Situated in England’s largest National Park and UNESCO World Heritage Site the importance of the location was at the heart of this respectful design.

The client was keen to create a design that blended with the surrounding landscape.  The design is built around a central path which meanders through the site, allowing access to different zones and planting areas.  Seating areas have been positioned through out the site for both entertainment and quiet contemplation, allowing the client to maximise the changing light .

The site is outward looking, sloping downwards towards marsh land at the lowest level.  The views from the house are breathtaking towards the spectacular craggy Northern Lakeland Fells and the forest of Grizedale.

The planting has been designed to feel wilder and more naturalistic the further you move from the house.

The terrace borders are planted with herbaceous perennials selected from a limited palette of purples, white and green.  The borders include a high proportion of ornamental grasses, these mirror the grasses in the marshland beyond the garden.

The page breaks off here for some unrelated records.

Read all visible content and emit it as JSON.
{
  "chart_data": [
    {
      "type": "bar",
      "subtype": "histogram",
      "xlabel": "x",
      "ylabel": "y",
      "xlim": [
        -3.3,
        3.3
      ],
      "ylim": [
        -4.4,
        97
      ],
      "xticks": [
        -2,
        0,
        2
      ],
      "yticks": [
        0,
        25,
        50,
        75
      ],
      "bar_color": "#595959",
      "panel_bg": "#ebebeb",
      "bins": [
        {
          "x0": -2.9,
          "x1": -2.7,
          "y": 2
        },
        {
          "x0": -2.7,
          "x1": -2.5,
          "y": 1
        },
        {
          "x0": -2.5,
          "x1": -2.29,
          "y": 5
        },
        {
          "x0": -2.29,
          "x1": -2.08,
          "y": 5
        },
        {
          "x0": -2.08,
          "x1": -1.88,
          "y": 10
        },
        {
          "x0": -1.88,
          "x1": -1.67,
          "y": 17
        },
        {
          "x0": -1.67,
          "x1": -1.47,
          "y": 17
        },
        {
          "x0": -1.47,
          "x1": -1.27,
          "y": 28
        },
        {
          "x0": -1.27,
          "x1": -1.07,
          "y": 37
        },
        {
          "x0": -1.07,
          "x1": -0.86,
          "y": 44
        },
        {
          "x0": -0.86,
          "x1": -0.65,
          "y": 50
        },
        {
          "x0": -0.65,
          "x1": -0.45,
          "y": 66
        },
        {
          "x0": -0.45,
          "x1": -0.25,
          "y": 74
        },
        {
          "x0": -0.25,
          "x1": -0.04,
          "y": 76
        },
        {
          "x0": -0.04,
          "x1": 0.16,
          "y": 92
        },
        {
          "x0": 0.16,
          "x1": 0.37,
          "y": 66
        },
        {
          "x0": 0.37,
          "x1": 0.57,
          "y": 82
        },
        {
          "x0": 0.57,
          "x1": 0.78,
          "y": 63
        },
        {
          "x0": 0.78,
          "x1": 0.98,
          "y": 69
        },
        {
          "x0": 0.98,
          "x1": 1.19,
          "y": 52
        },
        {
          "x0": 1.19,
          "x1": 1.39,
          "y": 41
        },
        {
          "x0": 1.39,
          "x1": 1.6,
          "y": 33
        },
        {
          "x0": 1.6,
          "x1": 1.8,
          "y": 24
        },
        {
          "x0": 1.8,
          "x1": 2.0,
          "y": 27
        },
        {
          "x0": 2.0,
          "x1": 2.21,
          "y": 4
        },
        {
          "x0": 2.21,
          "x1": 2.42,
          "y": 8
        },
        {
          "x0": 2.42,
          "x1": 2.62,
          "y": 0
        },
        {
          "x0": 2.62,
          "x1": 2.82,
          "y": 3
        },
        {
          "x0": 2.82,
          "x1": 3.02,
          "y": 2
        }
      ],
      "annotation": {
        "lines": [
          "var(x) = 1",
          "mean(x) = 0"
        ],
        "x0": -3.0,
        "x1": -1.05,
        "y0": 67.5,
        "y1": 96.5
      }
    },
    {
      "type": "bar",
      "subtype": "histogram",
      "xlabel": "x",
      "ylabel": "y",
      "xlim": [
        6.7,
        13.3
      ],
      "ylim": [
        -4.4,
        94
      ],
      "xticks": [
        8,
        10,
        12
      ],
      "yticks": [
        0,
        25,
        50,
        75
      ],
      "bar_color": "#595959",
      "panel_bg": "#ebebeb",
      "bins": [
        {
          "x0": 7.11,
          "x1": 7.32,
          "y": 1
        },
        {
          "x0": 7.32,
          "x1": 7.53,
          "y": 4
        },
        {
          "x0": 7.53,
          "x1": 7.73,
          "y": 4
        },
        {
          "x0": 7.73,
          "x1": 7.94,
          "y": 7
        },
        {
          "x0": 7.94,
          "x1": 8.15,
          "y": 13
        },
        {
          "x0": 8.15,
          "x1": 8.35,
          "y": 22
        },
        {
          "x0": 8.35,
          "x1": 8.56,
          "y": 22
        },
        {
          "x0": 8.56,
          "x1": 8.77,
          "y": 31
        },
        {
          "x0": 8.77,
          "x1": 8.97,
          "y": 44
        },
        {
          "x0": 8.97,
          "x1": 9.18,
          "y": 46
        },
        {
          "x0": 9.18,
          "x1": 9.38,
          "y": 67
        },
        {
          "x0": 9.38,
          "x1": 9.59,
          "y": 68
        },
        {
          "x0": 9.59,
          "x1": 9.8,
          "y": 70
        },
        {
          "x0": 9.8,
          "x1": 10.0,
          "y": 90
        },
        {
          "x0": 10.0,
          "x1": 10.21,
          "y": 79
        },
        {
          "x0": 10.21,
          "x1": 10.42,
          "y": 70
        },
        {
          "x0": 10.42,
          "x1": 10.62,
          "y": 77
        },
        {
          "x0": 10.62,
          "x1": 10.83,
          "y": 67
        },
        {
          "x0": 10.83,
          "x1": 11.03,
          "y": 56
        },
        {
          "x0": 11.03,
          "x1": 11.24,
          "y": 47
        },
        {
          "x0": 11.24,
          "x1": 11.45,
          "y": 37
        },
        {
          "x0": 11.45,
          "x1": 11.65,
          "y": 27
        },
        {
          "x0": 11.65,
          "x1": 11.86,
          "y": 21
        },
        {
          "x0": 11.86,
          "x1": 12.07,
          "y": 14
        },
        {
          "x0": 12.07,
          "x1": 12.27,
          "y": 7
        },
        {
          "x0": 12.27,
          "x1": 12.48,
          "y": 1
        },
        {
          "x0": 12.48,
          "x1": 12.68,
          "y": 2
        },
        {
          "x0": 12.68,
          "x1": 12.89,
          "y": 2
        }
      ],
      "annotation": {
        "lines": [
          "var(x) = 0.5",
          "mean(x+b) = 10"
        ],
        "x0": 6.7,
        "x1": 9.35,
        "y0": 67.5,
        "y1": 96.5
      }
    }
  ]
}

Large piles of boulders have been placed in the garden in three areas to create monumental rockeries.  These have been planted with ornamental grasses which retain their form throughout the winter alongside grass like perennials to add splashes of colour.  The banks in the garden have been planted with wild flower plugs which will come to life early in the year creating further zones of interest.

Calamagrostis acutiflora Karl Foerster has been planted around the lower seating areas towards the bottom of the site to form a natural screen and a, protected, sheltered area to sit in the evening.  The outer part of the meandering path has been laid with wild flower turf which comes into it own in June and July creating height and interest.